Let $\nu_1, \dots, \nu_d$ denote the vectors of the chosen basis of $V$ that correspond to the columns of $\mathcal{M}(T)$ in which $\lambda$ appears and in the order that they appear on the basis. We can repeat the previous process and find $u_1, \dots, u_d$ such
$$\nu_1 – u_1, \dots, \nu_d – u_d \in G(\lambda, T), \tag{6}$$ where each $u_k$ is in the span of the basis vectors that come before $\nu_k$. We claim this list is linearly independent. To see this, fix $k \in \{1, \dots, d\}$. Suppose $\nu_k$ is the $j$-th basis vector, i.e. $\nu_k = v_j$. This means that
$$\operatorname{span}(\nu_1 – u_1, \dots, \nu_{k-1} – u_{k-1}) \subset \operatorname{span}(v_1, \dots, v_{j-1}).$$ Therefore, we can’t have $\nu_k – u_k \in \operatorname{span}(\nu_1 – u_1, \dots, \nu_{k-1} – u_{k-1})$, because that would imply that
$$v_j \in \operatorname{span}(v_1, \dots, v_{j-1}),$$ since $u_k \in \operatorname{span}(v_1, \dots, v_{j-1})$. This argument can be repeated for each $k$. Therefore no vector in $(6)$ is in the span of the previous ones. It follows that the list in $(6)$ is linearly independent.

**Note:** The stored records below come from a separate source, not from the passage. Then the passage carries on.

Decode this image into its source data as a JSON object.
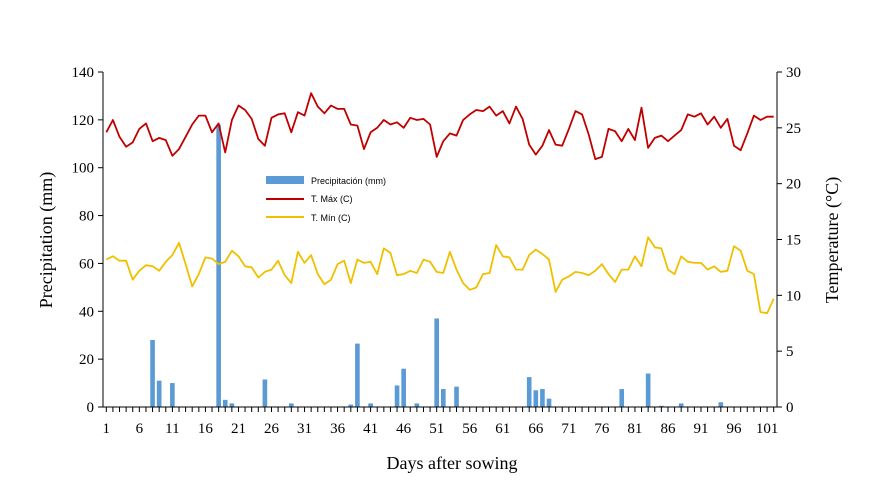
{
  "chart_data": {
    "type": "bar+line",
    "title": "",
    "xlabel": "Days after sowing",
    "ylabel_left": "Precipitation (mm)",
    "ylabel_right": "Temperature (°C)",
    "ylim_left": [
      0,
      140
    ],
    "ylim_right": [
      0,
      30
    ],
    "yticks_left": [
      "0",
      "20",
      "40",
      "60",
      "80",
      "100",
      "120",
      "140"
    ],
    "yticks_right": [
      "0",
      "5",
      "10",
      "15",
      "20",
      "25",
      "30"
    ],
    "x_range": [
      1,
      102
    ],
    "xtick_labels": [
      "1",
      "6",
      "11",
      "16",
      "21",
      "26",
      "31",
      "36",
      "41",
      "46",
      "51",
      "56",
      "61",
      "66",
      "71",
      "76",
      "81",
      "86",
      "91",
      "96",
      "101"
    ],
    "legend": [
      "Precipitación (mm)",
      "T. Máx (C)",
      "T. Mín (C)"
    ],
    "colors": {
      "precip": "#5b9bd5",
      "tmax": "#c00000",
      "tmin": "#f0c000"
    },
    "series": [
      {
        "name": "Precipitación (mm)",
        "axis": "left",
        "type": "bar",
        "values": [
          0,
          0,
          0,
          0,
          0,
          0,
          0,
          28,
          11,
          0,
          10,
          0,
          0,
          0,
          0,
          0,
          0,
          118,
          3,
          1.5,
          0,
          0,
          0,
          0,
          11.5,
          0,
          0,
          0,
          1.5,
          0,
          0,
          0,
          0,
          0,
          0,
          0,
          0,
          1,
          26.5,
          0,
          1.5,
          0,
          0,
          0,
          9,
          16,
          0,
          1.5,
          0,
          0,
          37,
          7.5,
          0,
          8.5,
          0,
          0,
          0,
          0,
          0,
          0,
          0,
          0,
          0,
          0,
          12.5,
          7,
          7.5,
          3.5,
          0,
          0,
          0,
          0,
          0,
          0,
          0,
          0,
          0,
          0,
          7.5,
          0,
          0,
          0,
          14,
          0,
          0.5,
          0,
          0,
          1.5,
          0,
          0,
          0,
          0,
          0,
          2,
          0,
          0,
          0,
          0,
          0,
          0,
          0,
          0
        ]
      },
      {
        "name": "T. Máx (C)",
        "axis": "right",
        "type": "line",
        "values": [
          24.6,
          25.7,
          24.2,
          23.3,
          23.7,
          24.9,
          25.4,
          23.8,
          24.1,
          23.9,
          22.5,
          23.1,
          24.2,
          25.3,
          26.1,
          26.1,
          24.6,
          25.4,
          22.8,
          25.7,
          27.0,
          26.6,
          25.8,
          24.0,
          23.4,
          25.9,
          26.2,
          26.3,
          24.6,
          26.4,
          26.1,
          28.1,
          26.9,
          26.3,
          27.0,
          26.7,
          26.7,
          25.3,
          25.2,
          23.1,
          24.6,
          25.0,
          25.7,
          25.3,
          25.5,
          25.0,
          25.9,
          25.7,
          25.8,
          25.3,
          22.4,
          23.8,
          24.5,
          24.3,
          25.7,
          26.2,
          26.6,
          26.5,
          26.9,
          26.1,
          26.5,
          25.4,
          26.9,
          25.8,
          23.5,
          22.6,
          23.4,
          24.8,
          23.5,
          23.4,
          24.9,
          26.5,
          26.2,
          24.4,
          22.2,
          22.4,
          24.9,
          24.7,
          23.8,
          24.9,
          23.9,
          26.8,
          23.2,
          24.1,
          24.3,
          23.8,
          24.3,
          24.8,
          26.2,
          26.0,
          26.3,
          25.3,
          26.0,
          25.0,
          25.8,
          23.4,
          23.0,
          24.5,
          26.1,
          25.7,
          26.0,
          26.0
        ]
      },
      {
        "name": "T. Mín (C)",
        "axis": "right",
        "type": "line",
        "values": [
          13.2,
          13.5,
          13.1,
          13.1,
          11.4,
          12.2,
          12.7,
          12.6,
          12.2,
          13.0,
          13.6,
          14.7,
          12.8,
          10.8,
          11.9,
          13.4,
          13.3,
          12.8,
          13.0,
          14.0,
          13.5,
          12.6,
          12.5,
          11.6,
          12.1,
          12.3,
          13.1,
          11.8,
          11.1,
          13.9,
          12.9,
          13.6,
          11.9,
          11.0,
          11.4,
          12.8,
          13.1,
          11.1,
          13.2,
          12.9,
          13.0,
          11.9,
          14.2,
          13.8,
          11.8,
          11.9,
          12.2,
          12.0,
          13.2,
          13.0,
          12.1,
          12.0,
          13.9,
          12.3,
          11.1,
          10.5,
          10.7,
          11.9,
          12.0,
          14.5,
          13.5,
          13.4,
          12.3,
          12.3,
          13.6,
          14.1,
          13.7,
          13.2,
          10.3,
          11.4,
          11.7,
          12.1,
          12.0,
          11.8,
          12.2,
          12.8,
          11.9,
          11.2,
          12.3,
          12.3,
          13.5,
          12.6,
          15.2,
          14.3,
          14.2,
          12.3,
          11.9,
          13.5,
          13.0,
          12.9,
          12.9,
          12.3,
          12.6,
          12.1,
          12.2,
          14.4,
          14.0,
          12.2,
          11.9,
          8.5,
          8.4,
          9.7
        ]
      }
    ]
  }
}
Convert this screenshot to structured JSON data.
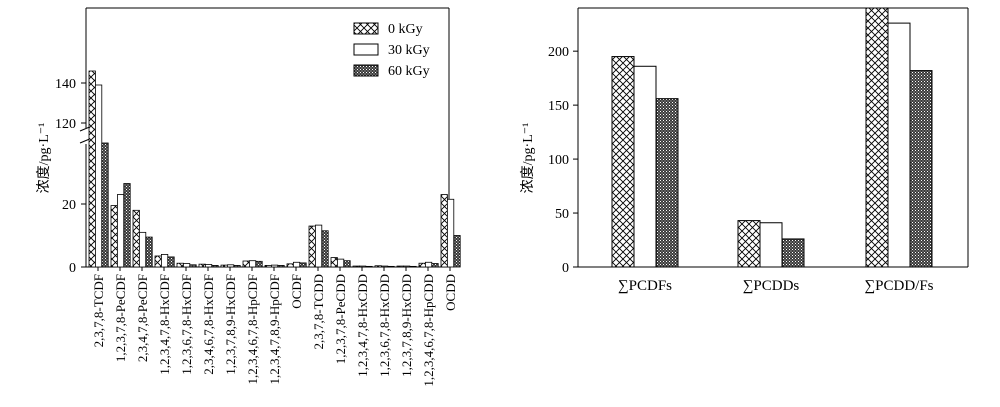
{
  "chart_data": [
    {
      "type": "bar",
      "ylabel": "浓度/pg·L⁻¹",
      "axis_break": true,
      "yticks_lower": [
        0,
        20
      ],
      "yticks_upper": [
        120,
        140
      ],
      "legend": {
        "position": "top-right",
        "entries": [
          "0 kGy",
          "30 kGy",
          "60 kGy"
        ]
      },
      "categories": [
        "2,3,7,8-TCDF",
        "1,2,3,7,8-PeCDF",
        "2,3,4,7,8-PeCDF",
        "1,2,3,4,7,8-HxCDF",
        "1,2,3,6,7,8-HxCDF",
        "2,3,4,6,7,8-HxCDF",
        "1,2,3,7,8,9-HxCDF",
        "1,2,3,4,6,7,8-HpCDF",
        "1,2,3,4,7,8,9-HpCDF",
        "OCDF",
        "2,3,7,8-TCDD",
        "1,2,3,7,8-PeCDD",
        "1,2,3,4,7,8-HxCDD",
        "1,2,3,6,7,8-HxCDD",
        "1,2,3,7,8,9-HxCDD",
        "1,2,3,4,6,7,8-HpCDD",
        "OCDD"
      ],
      "series": [
        {
          "name": "0 kGy",
          "pattern": "crosshatch",
          "values": [
            146,
            19.5,
            18,
            3.5,
            1.2,
            0.9,
            0.6,
            1.9,
            0.5,
            1.0,
            13,
            3.0,
            0.3,
            0.4,
            0.3,
            1.2,
            23
          ]
        },
        {
          "name": "30 kGy",
          "pattern": "empty",
          "values": [
            139,
            23,
            11,
            4,
            1.1,
            0.8,
            0.7,
            2.0,
            0.6,
            1.5,
            13.3,
            2.5,
            0.3,
            0.3,
            0.3,
            1.5,
            21.5
          ]
        },
        {
          "name": "60 kGy",
          "pattern": "dense",
          "values": [
            110,
            26.5,
            9.5,
            3.2,
            0.7,
            0.5,
            0.5,
            1.8,
            0.5,
            1.3,
            11.5,
            2.0,
            0.2,
            0.2,
            0.2,
            1.1,
            10
          ]
        }
      ]
    },
    {
      "type": "bar",
      "ylabel": "浓度/pg·L⁻¹",
      "ylim": [
        0,
        240
      ],
      "yticks": [
        0,
        50,
        100,
        150,
        200
      ],
      "categories": [
        "∑PCDFs",
        "∑PCDDs",
        "∑PCDD/Fs"
      ],
      "series": [
        {
          "name": "0 kGy",
          "pattern": "crosshatch",
          "values": [
            195,
            43,
            241
          ]
        },
        {
          "name": "30 kGy",
          "pattern": "empty",
          "values": [
            186,
            41,
            226
          ]
        },
        {
          "name": "60 kGy",
          "pattern": "dense",
          "values": [
            156,
            26,
            182
          ]
        }
      ]
    }
  ]
}
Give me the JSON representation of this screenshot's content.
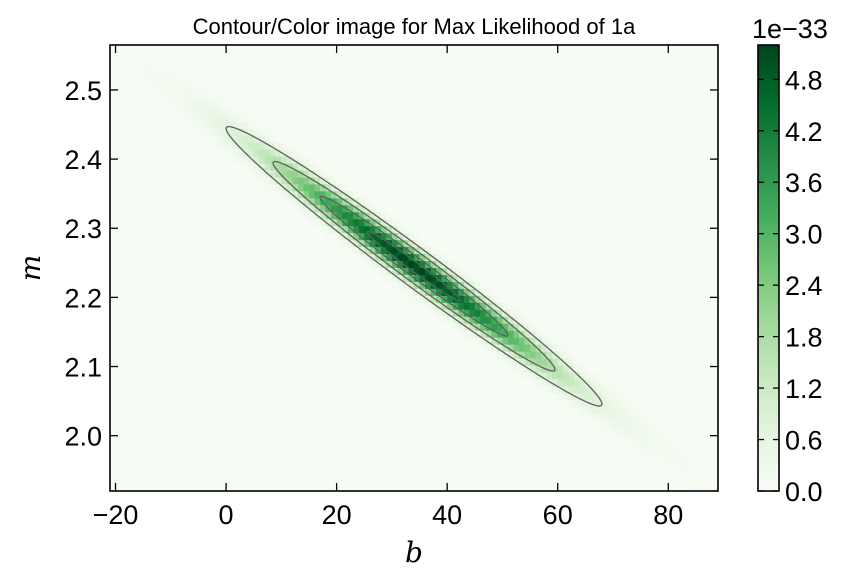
{
  "chart_data": {
    "type": "heatmap",
    "title": "Contour/Color image for Max Likelihood of 1a",
    "xlabel": "b",
    "ylabel": "m",
    "xlim": [
      -21,
      89
    ],
    "ylim": [
      1.92,
      2.565
    ],
    "x_ticks": [
      -20,
      0,
      20,
      40,
      60,
      80
    ],
    "x_tick_labels": [
      "−20",
      "0",
      "20",
      "40",
      "60",
      "80"
    ],
    "y_ticks": [
      2.0,
      2.1,
      2.2,
      2.3,
      2.4,
      2.5
    ],
    "y_tick_labels": [
      "2.0",
      "2.1",
      "2.2",
      "2.3",
      "2.4",
      "2.5"
    ],
    "colormap": "Greens",
    "colorbar": {
      "min": 0.0,
      "max": 5.2,
      "ticks": [
        0.0,
        0.6,
        1.2,
        1.8,
        2.4,
        3.0,
        3.6,
        4.2,
        4.8
      ],
      "tick_labels": [
        "0.0",
        "0.6",
        "1.2",
        "1.8",
        "2.4",
        "3.0",
        "3.6",
        "4.2",
        "4.8"
      ],
      "offset_text": "1e−33"
    },
    "peak": {
      "b": 34,
      "m": 2.245,
      "value": 5.2
    },
    "contour_color": "#606060",
    "contour_levels_sigma": [
      0.5,
      1.0,
      1.5,
      2.0
    ]
  }
}
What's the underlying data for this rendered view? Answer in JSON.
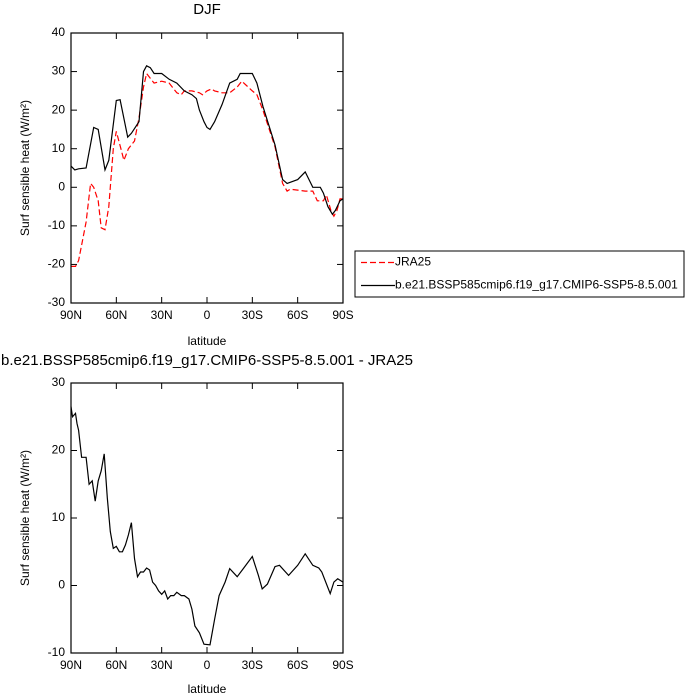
{
  "chart_data": [
    {
      "type": "line",
      "title": "DJF",
      "xlabel": "latitude",
      "ylabel": "Surf sensible heat (W/m²)",
      "xlim": [
        90,
        -90
      ],
      "ylim": [
        -30,
        40
      ],
      "xticks": [
        {
          "value": 90,
          "label": "90N"
        },
        {
          "value": 60,
          "label": "60N"
        },
        {
          "value": 30,
          "label": "30N"
        },
        0,
        {
          "value": -30,
          "label": "30S"
        },
        {
          "value": -60,
          "label": "60S"
        },
        {
          "value": -90,
          "label": "90S"
        }
      ],
      "yticks": [
        -30,
        -20,
        -10,
        0,
        10,
        20,
        30,
        40
      ],
      "legend": "right",
      "series": [
        {
          "name": "JRA25",
          "color": "#ff0000",
          "dashed": true,
          "x": [
            90,
            87,
            85,
            80,
            77,
            75,
            72,
            70,
            67.5,
            65,
            62,
            60,
            57,
            55,
            52,
            48,
            45,
            42,
            40,
            37,
            35,
            30,
            25,
            20,
            17,
            15,
            10,
            5,
            3,
            0,
            -3,
            -5,
            -10,
            -15,
            -20,
            -23,
            -30,
            -33,
            -37,
            -45,
            -50,
            -53,
            -55,
            -65,
            -70,
            -73,
            -77,
            -79,
            -82,
            -84,
            -86,
            -88,
            -90
          ],
          "values": [
            -20.5,
            -20.5,
            -19,
            -9,
            1,
            0,
            -3.5,
            -10.5,
            -11,
            -5,
            10,
            14.5,
            10,
            7,
            10,
            12,
            18,
            26,
            29.5,
            28,
            27,
            27.5,
            27,
            24.5,
            24,
            25,
            25,
            24.5,
            24,
            25,
            25.5,
            25,
            24.5,
            24.5,
            26,
            27.5,
            25,
            24,
            20,
            10.5,
            1,
            -1,
            -0.5,
            -1,
            -1,
            -3.5,
            -3.5,
            -2,
            -6,
            -7.5,
            -6,
            -3,
            -3
          ]
        },
        {
          "name": "b.e21.BSSP585cmip6.f19_g17.CMIP6-SSP5-8.5.001",
          "color": "#000000",
          "dashed": false,
          "x": [
            90,
            87.5,
            85,
            80,
            75,
            72,
            67.5,
            65,
            60,
            57.5,
            52.5,
            50,
            45,
            42,
            40,
            37.5,
            35,
            30,
            25,
            20,
            15,
            10,
            7,
            5,
            2,
            0,
            -2,
            -5,
            -10,
            -15,
            -20,
            -22,
            -30,
            -33,
            -37,
            -45,
            -50,
            -53,
            -60,
            -65,
            -70,
            -75,
            -77,
            -80,
            -83,
            -85,
            -88,
            -90
          ],
          "values": [
            5.5,
            4.5,
            4.8,
            5,
            15.5,
            15,
            4.5,
            7,
            22.5,
            22.7,
            13,
            14,
            17,
            30,
            31.5,
            31,
            29.5,
            29.5,
            28,
            27,
            25,
            24,
            23,
            20,
            17,
            15.5,
            15,
            17,
            21.5,
            27,
            28,
            29.5,
            29.5,
            27,
            21,
            11,
            2,
            1,
            2,
            4,
            0,
            0,
            -1.5,
            -5,
            -7,
            -6,
            -3.5,
            -3
          ]
        }
      ]
    },
    {
      "type": "line",
      "title": "b.e21.BSSP585cmip6.f19_g17.CMIP6-SSP5-8.5.001 - JRA25",
      "xlabel": "latitude",
      "ylabel": "Surf sensible heat (W/m²)",
      "xlim": [
        90,
        -90
      ],
      "ylim": [
        -10,
        30
      ],
      "xticks": [
        {
          "value": 90,
          "label": "90N"
        },
        {
          "value": 60,
          "label": "60N"
        },
        {
          "value": 30,
          "label": "30N"
        },
        0,
        {
          "value": -30,
          "label": "30S"
        },
        {
          "value": -60,
          "label": "60S"
        },
        {
          "value": -90,
          "label": "90S"
        }
      ],
      "yticks": [
        -10,
        0,
        10,
        20,
        30
      ],
      "color": "#000000",
      "x": [
        90,
        89,
        87,
        86,
        85,
        83,
        80,
        78,
        76,
        74,
        72,
        70,
        68,
        66,
        64,
        62,
        60,
        58,
        56,
        54,
        52,
        50,
        48,
        46,
        44,
        42,
        40,
        38,
        36,
        34,
        32,
        30,
        28,
        26,
        24,
        22,
        20,
        17,
        15,
        12,
        10,
        8,
        5,
        2,
        -2,
        -5,
        -8,
        -12,
        -15,
        -20,
        -24,
        -30,
        -34,
        -36.5,
        -40,
        -45,
        -48,
        -54,
        -60,
        -65,
        -70,
        -74,
        -76,
        -81.5,
        -84,
        -86.5,
        -90
      ],
      "values": [
        26.5,
        25,
        25.5,
        24,
        23,
        19,
        19,
        15,
        15.5,
        12.5,
        15.5,
        17,
        19.5,
        13,
        8,
        5.5,
        5.8,
        5,
        5,
        6,
        7.5,
        9.3,
        4,
        1.3,
        2,
        2,
        2.6,
        2.3,
        0.5,
        0,
        -0.8,
        -1.3,
        -0.8,
        -2,
        -1.5,
        -1.5,
        -1,
        -1.5,
        -1.5,
        -2,
        -3.5,
        -6,
        -7,
        -8.7,
        -8.8,
        -5,
        -1.5,
        0.5,
        2.5,
        1.3,
        2.5,
        4.3,
        1.5,
        -0.5,
        0.2,
        2.8,
        3,
        1.5,
        3,
        4.7,
        3,
        2.6,
        2,
        -1.2,
        0.5,
        1,
        0.5
      ]
    }
  ]
}
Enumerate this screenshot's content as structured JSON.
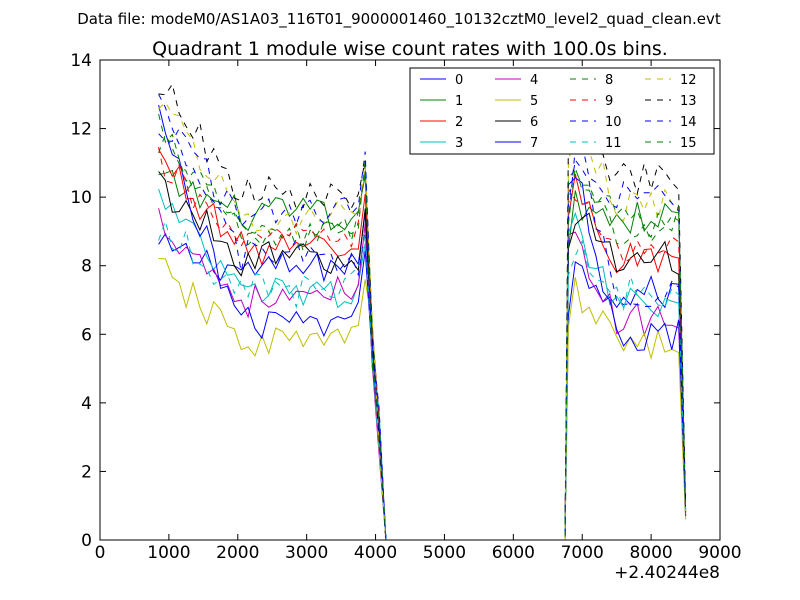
{
  "chart_data": {
    "type": "line",
    "suptitle": "Data file: modeM0/AS1A03_116T01_9000001460_10132cztM0_level2_quad_clean.evt",
    "title": "Quadrant 1 module wise count rates with 100.0s bins.",
    "xlabel": "",
    "ylabel": "",
    "offset_label": "+2.40244e8",
    "xlim": [
      0,
      9000
    ],
    "ylim": [
      0,
      14
    ],
    "xticks": [
      0,
      1000,
      2000,
      3000,
      4000,
      5000,
      6000,
      7000,
      8000,
      9000
    ],
    "yticks": [
      0,
      2,
      4,
      6,
      8,
      10,
      12,
      14
    ],
    "legend_location": "top-right",
    "legend_columns": 4,
    "segments": [
      {
        "x_start": 850,
        "step": 100,
        "count": 33
      },
      {
        "x_start": 4150,
        "step": 100,
        "count": 27
      },
      {
        "x_start": 6800,
        "step": 100,
        "count": 18
      }
    ],
    "series": [
      {
        "name": "0",
        "color": "#0000ff",
        "dashed": false,
        "start": 8.5,
        "level": 7.9,
        "end": 8.2,
        "mid_end": 7.2,
        "last": 0.9
      },
      {
        "name": "1",
        "color": "#008000",
        "dashed": false,
        "start": 10.5,
        "level": 9.5,
        "end": 9.2,
        "mid_end": 9.4,
        "last": 0.8
      },
      {
        "name": "2",
        "color": "#ff0000",
        "dashed": false,
        "start": 11.2,
        "level": 8.5,
        "end": 8.6,
        "mid_end": 8.2,
        "last": 0.7
      },
      {
        "name": "3",
        "color": "#00bfbf",
        "dashed": false,
        "start": 10.0,
        "level": 7.2,
        "end": 7.1,
        "mid_end": 7.0,
        "last": 0.7
      },
      {
        "name": "4",
        "color": "#bf00bf",
        "dashed": false,
        "start": 9.4,
        "level": 7.0,
        "end": 7.6,
        "mid_end": 6.4,
        "last": 0.7
      },
      {
        "name": "5",
        "color": "#bfbf00",
        "dashed": false,
        "start": 7.9,
        "level": 5.8,
        "end": 5.9,
        "mid_end": 5.8,
        "last": 0.6
      },
      {
        "name": "6",
        "color": "#000000",
        "dashed": false,
        "start": 10.4,
        "level": 8.2,
        "end": 7.9,
        "mid_end": 8.2,
        "last": 0.8
      },
      {
        "name": "7",
        "color": "#0000ff",
        "dashed": false,
        "start": 12.3,
        "level": 6.3,
        "end": 6.6,
        "mid_end": 6.0,
        "last": 0.9
      },
      {
        "name": "8",
        "color": "#008000",
        "dashed": true,
        "start": 12.0,
        "level": 8.8,
        "end": 9.2,
        "mid_end": 9.0,
        "last": 0.8
      },
      {
        "name": "9",
        "color": "#ff0000",
        "dashed": true,
        "start": 11.0,
        "level": 8.8,
        "end": 8.9,
        "mid_end": 8.5,
        "last": 0.7
      },
      {
        "name": "10",
        "color": "#0000ff",
        "dashed": true,
        "start": 12.5,
        "level": 8.3,
        "end": 7.7,
        "mid_end": 7.3,
        "last": 0.9
      },
      {
        "name": "11",
        "color": "#00bfbf",
        "dashed": true,
        "start": 9.2,
        "level": 7.3,
        "end": 7.6,
        "mid_end": 7.2,
        "last": 0.7
      },
      {
        "name": "12",
        "color": "#bfbf00",
        "dashed": true,
        "start": 13.0,
        "level": 9.4,
        "end": 9.5,
        "mid_end": 9.8,
        "last": 0.8
      },
      {
        "name": "13",
        "color": "#000000",
        "dashed": true,
        "start": 13.4,
        "level": 10.1,
        "end": 9.6,
        "mid_end": 10.5,
        "last": 1.0
      },
      {
        "name": "14",
        "color": "#0000ff",
        "dashed": true,
        "start": 12.2,
        "level": 9.6,
        "end": 9.8,
        "mid_end": 10.0,
        "last": 0.9
      },
      {
        "name": "15",
        "color": "#008000",
        "dashed": true,
        "start": 11.6,
        "level": 8.9,
        "end": 9.2,
        "mid_end": 9.3,
        "last": 0.8
      }
    ]
  }
}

Hence $\operatorname{dim} G(\lambda, T) \ge d$. By 8.26, the dimension of $G(\lambda, T)$ cannot be greater $d$, because we have $\operatorname{dim} V$ diagonal entries and each one adds at least $1$ to the dimension of some generalized eigenspace. Thus $\operatorname{dim} G(\lambda, T) = d$, completing the proof.